A sustainable, collaborative approach to ‘making Lough Corrib great again’
A new group possessing an infectious wave of energy and enthusiasm that is focused on “making Lough Corrib great again” has been established in Galway in an effort to return to more sustainable living in the west of Ireland.
Corrib Beo – which is co-chaired by Denis Goggin of Waterways Foundation Galway and former Environmental Protection Agency (EPA) official, Micheál O’Cinneide – holds a “shared and sustainable vision” for Lough Corrib, the second largest lake in Ireland.
Those involved are hopeful the initiative will benefit the surrounding communities, environment and economy.
“Our focus is on a shared, like-minded approach for the care, protection and sustainable development of the Corrib,” O’Cinneide told AgriLand.
“Lough Corrib is the second largest lake in Ireland and yet it is almost hidden from view – most people don’t see it nor do they engage with the lake.
Corrib Beo is an initiative around the shores of Lough Corrib – a coming together of a coalition of people.
“These people are from tidy towns groups, angling groups, environment groups, heritage groups and representatives of the farming community.
“Together with state agencies and communities all of these people will try and promote awareness of Lough Corrib and use that awareness then to try and promote and restore water quality, nature and biodiversity around the lake.
“Through all of that then the idea is that we can promote sustainable development of the Lough Corrib area.”
A coming together of minds
But, how did Corrib Beo come about?

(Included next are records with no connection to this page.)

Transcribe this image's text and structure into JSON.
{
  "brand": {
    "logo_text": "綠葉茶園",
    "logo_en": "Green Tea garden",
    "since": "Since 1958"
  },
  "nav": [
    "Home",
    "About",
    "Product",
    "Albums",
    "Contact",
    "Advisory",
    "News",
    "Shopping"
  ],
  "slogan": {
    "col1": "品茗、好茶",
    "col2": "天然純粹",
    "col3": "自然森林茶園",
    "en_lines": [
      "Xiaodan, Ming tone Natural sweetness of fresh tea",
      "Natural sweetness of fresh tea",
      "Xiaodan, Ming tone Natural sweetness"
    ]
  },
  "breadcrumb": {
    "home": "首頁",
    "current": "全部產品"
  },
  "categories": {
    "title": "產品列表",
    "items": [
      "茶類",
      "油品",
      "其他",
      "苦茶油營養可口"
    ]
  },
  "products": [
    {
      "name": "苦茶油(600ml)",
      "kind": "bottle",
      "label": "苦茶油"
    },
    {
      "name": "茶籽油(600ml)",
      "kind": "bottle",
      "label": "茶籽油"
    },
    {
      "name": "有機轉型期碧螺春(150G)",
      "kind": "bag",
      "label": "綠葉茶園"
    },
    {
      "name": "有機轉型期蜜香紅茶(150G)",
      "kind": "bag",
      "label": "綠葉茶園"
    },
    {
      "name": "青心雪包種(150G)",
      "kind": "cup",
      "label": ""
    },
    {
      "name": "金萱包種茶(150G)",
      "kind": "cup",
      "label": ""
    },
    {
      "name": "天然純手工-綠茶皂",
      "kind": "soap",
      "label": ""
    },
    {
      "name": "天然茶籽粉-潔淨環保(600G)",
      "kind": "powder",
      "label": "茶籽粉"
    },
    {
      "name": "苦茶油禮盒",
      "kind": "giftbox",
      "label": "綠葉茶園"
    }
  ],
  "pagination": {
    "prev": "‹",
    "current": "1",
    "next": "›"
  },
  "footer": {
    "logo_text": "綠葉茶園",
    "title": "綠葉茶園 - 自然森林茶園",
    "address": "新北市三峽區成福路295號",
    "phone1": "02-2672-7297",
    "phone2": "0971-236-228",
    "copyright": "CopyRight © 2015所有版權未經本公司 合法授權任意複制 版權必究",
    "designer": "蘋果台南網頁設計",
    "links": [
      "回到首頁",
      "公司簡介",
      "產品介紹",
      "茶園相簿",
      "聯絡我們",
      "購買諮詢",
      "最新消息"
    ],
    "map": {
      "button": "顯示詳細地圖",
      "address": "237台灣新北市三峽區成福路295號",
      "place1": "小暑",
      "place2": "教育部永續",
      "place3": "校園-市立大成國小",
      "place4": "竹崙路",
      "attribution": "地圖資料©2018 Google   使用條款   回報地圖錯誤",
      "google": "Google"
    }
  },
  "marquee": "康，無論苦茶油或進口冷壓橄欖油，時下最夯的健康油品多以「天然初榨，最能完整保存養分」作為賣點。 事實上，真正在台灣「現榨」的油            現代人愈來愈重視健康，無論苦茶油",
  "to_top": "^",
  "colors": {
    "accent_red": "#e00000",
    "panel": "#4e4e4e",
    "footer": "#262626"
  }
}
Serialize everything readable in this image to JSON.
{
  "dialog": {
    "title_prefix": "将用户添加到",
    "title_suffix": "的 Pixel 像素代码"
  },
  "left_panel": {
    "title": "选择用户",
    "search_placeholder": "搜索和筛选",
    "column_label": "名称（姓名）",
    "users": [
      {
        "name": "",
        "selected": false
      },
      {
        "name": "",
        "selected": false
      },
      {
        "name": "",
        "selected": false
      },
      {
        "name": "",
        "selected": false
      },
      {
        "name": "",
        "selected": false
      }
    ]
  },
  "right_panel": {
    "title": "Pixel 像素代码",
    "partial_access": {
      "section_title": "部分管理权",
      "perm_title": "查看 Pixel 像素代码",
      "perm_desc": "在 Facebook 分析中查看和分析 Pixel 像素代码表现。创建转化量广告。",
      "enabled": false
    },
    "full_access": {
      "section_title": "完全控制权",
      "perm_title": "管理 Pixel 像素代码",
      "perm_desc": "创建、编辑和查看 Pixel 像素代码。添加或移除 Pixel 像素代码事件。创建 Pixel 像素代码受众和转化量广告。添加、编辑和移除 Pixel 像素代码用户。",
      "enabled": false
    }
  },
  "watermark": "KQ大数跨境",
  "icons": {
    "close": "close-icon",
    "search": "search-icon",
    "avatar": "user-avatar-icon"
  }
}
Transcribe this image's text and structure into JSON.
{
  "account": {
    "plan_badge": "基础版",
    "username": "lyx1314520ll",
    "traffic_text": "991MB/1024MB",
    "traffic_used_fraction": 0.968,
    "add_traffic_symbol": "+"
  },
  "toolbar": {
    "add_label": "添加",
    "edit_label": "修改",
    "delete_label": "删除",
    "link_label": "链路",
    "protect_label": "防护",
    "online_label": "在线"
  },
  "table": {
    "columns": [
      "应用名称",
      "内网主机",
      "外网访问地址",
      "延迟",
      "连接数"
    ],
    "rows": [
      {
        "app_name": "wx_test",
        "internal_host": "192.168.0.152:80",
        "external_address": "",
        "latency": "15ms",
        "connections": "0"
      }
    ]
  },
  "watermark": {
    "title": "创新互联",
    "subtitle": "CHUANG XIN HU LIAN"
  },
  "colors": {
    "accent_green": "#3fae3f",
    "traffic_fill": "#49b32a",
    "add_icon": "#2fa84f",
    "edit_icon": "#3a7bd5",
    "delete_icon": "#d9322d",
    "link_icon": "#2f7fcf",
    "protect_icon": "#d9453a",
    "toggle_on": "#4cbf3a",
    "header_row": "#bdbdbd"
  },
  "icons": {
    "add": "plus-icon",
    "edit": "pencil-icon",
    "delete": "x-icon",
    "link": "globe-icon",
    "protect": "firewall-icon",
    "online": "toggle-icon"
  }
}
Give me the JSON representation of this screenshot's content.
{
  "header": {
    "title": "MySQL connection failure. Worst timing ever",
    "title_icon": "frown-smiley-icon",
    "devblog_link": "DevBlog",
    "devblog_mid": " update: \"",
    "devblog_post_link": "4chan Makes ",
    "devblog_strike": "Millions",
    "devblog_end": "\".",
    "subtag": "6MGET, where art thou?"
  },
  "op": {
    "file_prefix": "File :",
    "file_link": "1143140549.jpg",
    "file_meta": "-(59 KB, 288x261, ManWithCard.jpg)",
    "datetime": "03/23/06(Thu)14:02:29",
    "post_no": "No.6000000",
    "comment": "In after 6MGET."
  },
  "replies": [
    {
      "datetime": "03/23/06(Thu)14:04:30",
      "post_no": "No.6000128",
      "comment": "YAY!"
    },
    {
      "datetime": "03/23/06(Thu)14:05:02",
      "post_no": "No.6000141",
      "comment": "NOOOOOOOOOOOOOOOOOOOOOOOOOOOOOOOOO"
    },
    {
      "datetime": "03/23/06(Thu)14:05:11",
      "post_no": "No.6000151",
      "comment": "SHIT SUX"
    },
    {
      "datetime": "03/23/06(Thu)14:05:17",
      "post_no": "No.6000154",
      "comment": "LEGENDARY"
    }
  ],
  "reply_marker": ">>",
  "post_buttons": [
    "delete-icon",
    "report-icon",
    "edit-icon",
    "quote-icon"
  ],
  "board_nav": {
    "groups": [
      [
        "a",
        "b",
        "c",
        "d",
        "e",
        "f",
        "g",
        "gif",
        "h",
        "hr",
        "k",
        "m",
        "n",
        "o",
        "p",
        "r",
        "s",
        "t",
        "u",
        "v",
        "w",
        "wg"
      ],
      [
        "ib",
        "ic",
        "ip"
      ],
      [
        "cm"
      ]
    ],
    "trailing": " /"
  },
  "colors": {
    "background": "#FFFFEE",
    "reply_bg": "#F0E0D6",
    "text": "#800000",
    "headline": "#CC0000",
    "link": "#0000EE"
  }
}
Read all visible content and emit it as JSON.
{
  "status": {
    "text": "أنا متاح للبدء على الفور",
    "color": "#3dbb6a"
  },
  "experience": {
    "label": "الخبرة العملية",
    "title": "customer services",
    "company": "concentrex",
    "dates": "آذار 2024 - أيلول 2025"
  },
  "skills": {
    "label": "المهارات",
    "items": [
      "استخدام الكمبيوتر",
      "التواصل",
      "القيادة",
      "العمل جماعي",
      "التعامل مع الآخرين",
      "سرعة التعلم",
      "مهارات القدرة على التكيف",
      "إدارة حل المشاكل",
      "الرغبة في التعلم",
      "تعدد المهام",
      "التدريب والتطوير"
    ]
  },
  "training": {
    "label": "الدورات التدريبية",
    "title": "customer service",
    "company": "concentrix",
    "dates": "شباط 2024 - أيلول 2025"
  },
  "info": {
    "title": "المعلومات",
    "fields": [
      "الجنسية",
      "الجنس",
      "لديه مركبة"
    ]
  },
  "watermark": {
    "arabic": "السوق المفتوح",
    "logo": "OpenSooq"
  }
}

How too did a renewed interest in Lough Corrib develop?
It seems it all began last year after a boat trip to an island on the lake was organised.
The Corrib Beo initiative emerged as a result of a boat trip in September 2018, organised by Dr. Catherine Seale, formerly of Teagasc.
O’Cinneide added: “A number of us went on the boat trip and during the course of the evening we discovered there was a lot of commonality with what people were saying about the lake.
“Some were saying ‘the water quality is going down’ – that was the word that was used; there was also a dissatisfaction – a frustration – a sense that something was wrong but nobody was quite sure what to do about it.
“When you actually look more deeply at the statement ‘water quality is going down’ – it is true because if you look at the figures from EPA in relation to water quality that sentiment is correct.”
Bringing Corrib Beo to fruition
And so it was that, as a result of the evening on the corrib and the many discussions afterwards, approximately 30 groups and associations came together and after a number of meetings Corrib Beo was established.
“In December, we established Corrib Beo: We are one of many catchment groups that are springing up – with support from Local Authority Waters and Community Office (LAWCO) – around Ireland,” added O’Cinneide.
“It should be good, it should be high – it’s one of the finest lakes in Ireland, but it’s not,” he added.
“So, we need to improve the water quality – simple as that.”
He also highlighted the difficulties that have arisen as a direct result of invasive species around the lake.
“There are a lot of problems around invasive species – there is a curley weed called Lagarosiphon – and the fishermen are very unhappy about this because the trout stocks aren’t as good as they used to be,” he continued.
As a result of that, recreation is suffering and therefore locally, there is a sense of loss.
“There is also a financial loss to business as well because tourism in Oughterard and Cong and all these areas is down.”